In a globalized world, countries must be more open when they are hit by outbreaks of diseases like SARS, the head of the World Health Organization (WHO) said on Friday.

WHO Director-General Gro Harlem Brundtland did not name any countries but China was widely accused of a cover up over SARS, or Severe Acute Respiratory Syndrome, which has killed more than 800 people worldwide.

The WHO said last week that SARS had now been contained but Brundtland said she expected more new diseases to emerge in the future.

"The first and most imperative lesson learned from SARS is the need for all disease outbreaks to be reported quickly and openly, which influences the risk of the spread across borders," Brundtland said in a letter to the Finnish daily Uutispaiva Demari.

"It must be recognized that in a globalized world, efforts to hide epidemics due to the fear of social and economic consequences will be truly costly," she said.

China earned international condemnation for being secretive about the flu-like disease for months after it first appeared in the southern Chinese province of Guangdong late last year.

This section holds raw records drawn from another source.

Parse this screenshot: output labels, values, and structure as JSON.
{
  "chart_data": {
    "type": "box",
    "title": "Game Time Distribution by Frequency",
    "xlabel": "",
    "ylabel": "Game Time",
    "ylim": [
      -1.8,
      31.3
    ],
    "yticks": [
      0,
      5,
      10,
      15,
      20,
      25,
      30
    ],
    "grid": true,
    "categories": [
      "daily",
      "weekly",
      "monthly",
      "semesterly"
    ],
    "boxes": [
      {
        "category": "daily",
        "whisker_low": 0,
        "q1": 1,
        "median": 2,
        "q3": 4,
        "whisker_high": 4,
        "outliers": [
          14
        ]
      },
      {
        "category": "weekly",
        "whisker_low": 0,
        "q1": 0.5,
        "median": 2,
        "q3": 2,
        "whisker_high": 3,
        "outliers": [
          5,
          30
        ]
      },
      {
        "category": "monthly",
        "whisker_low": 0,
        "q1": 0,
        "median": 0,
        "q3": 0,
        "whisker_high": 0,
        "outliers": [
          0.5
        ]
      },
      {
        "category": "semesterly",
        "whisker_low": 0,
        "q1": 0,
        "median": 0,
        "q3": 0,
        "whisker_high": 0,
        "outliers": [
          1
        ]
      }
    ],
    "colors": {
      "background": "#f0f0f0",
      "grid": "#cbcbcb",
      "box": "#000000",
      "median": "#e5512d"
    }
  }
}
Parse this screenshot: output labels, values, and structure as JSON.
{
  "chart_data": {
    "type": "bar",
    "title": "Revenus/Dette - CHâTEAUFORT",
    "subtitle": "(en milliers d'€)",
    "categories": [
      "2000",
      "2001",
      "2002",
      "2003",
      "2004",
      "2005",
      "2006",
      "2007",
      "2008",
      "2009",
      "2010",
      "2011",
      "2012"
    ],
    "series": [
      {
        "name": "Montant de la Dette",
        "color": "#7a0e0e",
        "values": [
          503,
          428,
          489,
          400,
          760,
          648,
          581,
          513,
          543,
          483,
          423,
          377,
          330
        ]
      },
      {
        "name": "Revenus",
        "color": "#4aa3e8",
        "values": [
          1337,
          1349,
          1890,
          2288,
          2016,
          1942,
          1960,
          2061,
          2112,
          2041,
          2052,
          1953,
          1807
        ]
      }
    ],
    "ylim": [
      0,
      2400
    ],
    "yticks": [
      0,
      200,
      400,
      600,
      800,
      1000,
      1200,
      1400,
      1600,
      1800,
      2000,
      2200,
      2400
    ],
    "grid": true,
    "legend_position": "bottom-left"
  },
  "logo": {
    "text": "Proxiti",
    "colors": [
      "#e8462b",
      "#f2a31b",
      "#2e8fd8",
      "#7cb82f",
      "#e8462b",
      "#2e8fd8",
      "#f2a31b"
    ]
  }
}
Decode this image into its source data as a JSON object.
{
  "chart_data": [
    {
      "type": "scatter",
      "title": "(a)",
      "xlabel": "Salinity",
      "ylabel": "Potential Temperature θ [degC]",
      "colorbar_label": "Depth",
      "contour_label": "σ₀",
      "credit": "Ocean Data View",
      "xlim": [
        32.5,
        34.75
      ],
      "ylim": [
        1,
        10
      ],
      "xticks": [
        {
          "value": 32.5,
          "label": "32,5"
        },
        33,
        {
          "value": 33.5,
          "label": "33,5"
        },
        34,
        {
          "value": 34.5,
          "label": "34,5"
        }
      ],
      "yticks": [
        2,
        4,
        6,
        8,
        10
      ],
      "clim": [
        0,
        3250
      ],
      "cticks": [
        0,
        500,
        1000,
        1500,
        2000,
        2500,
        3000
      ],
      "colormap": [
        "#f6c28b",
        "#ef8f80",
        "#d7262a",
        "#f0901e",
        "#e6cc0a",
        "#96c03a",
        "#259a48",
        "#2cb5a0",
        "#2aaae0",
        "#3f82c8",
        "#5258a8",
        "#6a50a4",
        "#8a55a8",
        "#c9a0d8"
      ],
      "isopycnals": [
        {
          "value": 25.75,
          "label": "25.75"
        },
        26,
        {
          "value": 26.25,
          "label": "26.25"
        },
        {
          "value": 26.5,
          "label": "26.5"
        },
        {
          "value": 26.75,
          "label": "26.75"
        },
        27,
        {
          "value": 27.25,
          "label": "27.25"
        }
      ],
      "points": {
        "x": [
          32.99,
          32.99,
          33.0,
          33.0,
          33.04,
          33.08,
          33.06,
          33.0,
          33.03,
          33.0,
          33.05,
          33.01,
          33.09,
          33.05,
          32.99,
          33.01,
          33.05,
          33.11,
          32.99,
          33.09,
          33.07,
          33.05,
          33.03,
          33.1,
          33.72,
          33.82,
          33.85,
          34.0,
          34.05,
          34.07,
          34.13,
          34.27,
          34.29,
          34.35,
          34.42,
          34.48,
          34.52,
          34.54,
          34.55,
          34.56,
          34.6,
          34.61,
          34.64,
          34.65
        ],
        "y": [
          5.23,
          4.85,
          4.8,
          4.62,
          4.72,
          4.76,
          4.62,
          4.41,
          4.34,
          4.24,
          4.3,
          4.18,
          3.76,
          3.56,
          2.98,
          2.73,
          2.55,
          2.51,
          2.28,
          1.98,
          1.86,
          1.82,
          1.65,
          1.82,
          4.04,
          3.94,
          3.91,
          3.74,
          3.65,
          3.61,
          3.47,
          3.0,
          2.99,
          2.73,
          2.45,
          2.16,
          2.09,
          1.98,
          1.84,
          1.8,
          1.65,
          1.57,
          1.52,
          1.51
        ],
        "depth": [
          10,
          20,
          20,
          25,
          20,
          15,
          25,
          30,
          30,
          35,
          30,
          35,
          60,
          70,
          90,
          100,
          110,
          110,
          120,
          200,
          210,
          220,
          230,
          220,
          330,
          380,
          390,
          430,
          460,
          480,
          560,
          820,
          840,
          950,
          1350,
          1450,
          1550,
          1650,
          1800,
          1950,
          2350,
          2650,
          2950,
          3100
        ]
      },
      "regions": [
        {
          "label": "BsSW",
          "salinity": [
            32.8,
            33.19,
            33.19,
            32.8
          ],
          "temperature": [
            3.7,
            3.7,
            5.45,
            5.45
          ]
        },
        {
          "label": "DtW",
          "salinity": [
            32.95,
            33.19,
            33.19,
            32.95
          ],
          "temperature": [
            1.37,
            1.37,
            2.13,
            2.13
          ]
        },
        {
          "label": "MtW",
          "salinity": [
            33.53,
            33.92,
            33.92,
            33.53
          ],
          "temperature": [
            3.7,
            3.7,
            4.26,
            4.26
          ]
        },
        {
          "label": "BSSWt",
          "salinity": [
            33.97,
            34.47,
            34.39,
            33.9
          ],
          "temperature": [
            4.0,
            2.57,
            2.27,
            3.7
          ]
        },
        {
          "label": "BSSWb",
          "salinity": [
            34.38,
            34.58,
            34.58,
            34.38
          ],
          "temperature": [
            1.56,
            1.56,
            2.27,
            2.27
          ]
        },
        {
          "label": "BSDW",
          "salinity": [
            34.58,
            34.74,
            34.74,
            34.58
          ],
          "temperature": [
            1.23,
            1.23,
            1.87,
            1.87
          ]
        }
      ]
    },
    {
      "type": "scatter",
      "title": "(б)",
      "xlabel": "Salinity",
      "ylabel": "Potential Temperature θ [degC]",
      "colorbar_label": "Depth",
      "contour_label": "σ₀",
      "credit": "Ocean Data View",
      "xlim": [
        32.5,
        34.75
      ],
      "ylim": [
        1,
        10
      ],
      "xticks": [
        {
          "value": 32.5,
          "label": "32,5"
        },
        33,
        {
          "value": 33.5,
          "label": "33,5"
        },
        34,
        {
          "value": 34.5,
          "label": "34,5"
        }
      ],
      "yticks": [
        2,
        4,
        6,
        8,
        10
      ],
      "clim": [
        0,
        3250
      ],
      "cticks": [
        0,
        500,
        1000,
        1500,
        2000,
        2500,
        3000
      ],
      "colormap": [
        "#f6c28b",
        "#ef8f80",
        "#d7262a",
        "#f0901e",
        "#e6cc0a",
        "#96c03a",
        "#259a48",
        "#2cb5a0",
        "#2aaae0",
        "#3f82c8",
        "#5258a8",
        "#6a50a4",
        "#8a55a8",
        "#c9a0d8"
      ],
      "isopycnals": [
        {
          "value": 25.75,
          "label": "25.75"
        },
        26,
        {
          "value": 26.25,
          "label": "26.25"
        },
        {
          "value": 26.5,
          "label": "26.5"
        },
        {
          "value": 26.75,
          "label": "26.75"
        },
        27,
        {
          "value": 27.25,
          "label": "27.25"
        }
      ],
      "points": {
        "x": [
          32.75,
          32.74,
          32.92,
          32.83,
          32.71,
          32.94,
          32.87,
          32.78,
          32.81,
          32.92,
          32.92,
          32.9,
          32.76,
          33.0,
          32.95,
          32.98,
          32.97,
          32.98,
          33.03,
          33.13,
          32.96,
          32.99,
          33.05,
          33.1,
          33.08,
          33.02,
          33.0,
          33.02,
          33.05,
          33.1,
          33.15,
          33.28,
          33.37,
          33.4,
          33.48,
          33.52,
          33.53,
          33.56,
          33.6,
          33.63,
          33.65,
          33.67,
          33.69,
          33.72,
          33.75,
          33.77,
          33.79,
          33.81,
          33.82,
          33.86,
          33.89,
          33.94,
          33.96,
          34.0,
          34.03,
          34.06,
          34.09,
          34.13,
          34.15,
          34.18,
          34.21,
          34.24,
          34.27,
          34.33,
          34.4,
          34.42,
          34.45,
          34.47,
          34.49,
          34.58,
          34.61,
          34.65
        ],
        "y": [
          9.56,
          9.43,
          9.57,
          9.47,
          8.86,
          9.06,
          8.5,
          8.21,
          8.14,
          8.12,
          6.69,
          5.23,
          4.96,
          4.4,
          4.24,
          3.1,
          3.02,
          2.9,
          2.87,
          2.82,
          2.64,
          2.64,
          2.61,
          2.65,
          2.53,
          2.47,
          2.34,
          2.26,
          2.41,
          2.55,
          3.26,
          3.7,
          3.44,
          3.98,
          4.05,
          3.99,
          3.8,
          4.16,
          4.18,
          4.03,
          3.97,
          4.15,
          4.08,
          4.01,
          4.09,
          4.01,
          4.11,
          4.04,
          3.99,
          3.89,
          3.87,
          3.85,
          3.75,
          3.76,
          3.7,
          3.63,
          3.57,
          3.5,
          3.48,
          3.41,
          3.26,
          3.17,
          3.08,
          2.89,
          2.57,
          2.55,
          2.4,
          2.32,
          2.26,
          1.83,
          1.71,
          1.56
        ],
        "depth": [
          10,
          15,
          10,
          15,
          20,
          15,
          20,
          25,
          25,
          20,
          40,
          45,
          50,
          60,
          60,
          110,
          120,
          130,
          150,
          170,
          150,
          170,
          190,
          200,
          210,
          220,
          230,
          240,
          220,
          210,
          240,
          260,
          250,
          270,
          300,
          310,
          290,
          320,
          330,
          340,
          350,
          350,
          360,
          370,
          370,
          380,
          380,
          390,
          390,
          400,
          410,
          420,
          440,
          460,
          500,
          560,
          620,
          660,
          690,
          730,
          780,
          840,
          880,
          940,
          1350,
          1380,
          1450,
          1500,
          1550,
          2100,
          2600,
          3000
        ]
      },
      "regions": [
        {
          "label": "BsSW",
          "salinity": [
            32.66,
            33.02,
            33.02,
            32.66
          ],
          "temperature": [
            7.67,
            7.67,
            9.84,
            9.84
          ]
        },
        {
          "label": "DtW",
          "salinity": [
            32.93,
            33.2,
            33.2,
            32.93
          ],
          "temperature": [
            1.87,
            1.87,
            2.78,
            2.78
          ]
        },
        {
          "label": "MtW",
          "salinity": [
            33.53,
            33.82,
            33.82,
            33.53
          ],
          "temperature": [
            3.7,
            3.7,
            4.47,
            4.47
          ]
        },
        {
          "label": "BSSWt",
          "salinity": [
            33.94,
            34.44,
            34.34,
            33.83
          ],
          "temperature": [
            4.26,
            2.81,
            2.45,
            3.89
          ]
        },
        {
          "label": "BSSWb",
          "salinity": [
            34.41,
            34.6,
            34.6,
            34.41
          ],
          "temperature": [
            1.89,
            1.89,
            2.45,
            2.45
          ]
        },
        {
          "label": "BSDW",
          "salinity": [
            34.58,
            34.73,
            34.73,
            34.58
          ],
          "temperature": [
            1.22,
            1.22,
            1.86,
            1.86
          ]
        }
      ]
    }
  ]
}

But in April the government responded dramatically, launching a probe into the true state of the outbreak, ordering measures to stem its spread and firing the health minister and Beijing mayor.

Brundtland warned that more new illnesses were on the way, most likely at the rapid pace of one per year seen in the last two decades.

"There will no longer be any islands of safety in the world. There are no impenetrable walls between the healthy, well-fed and well-functioning world and the sick, undernourished and poor world," Brundtland said.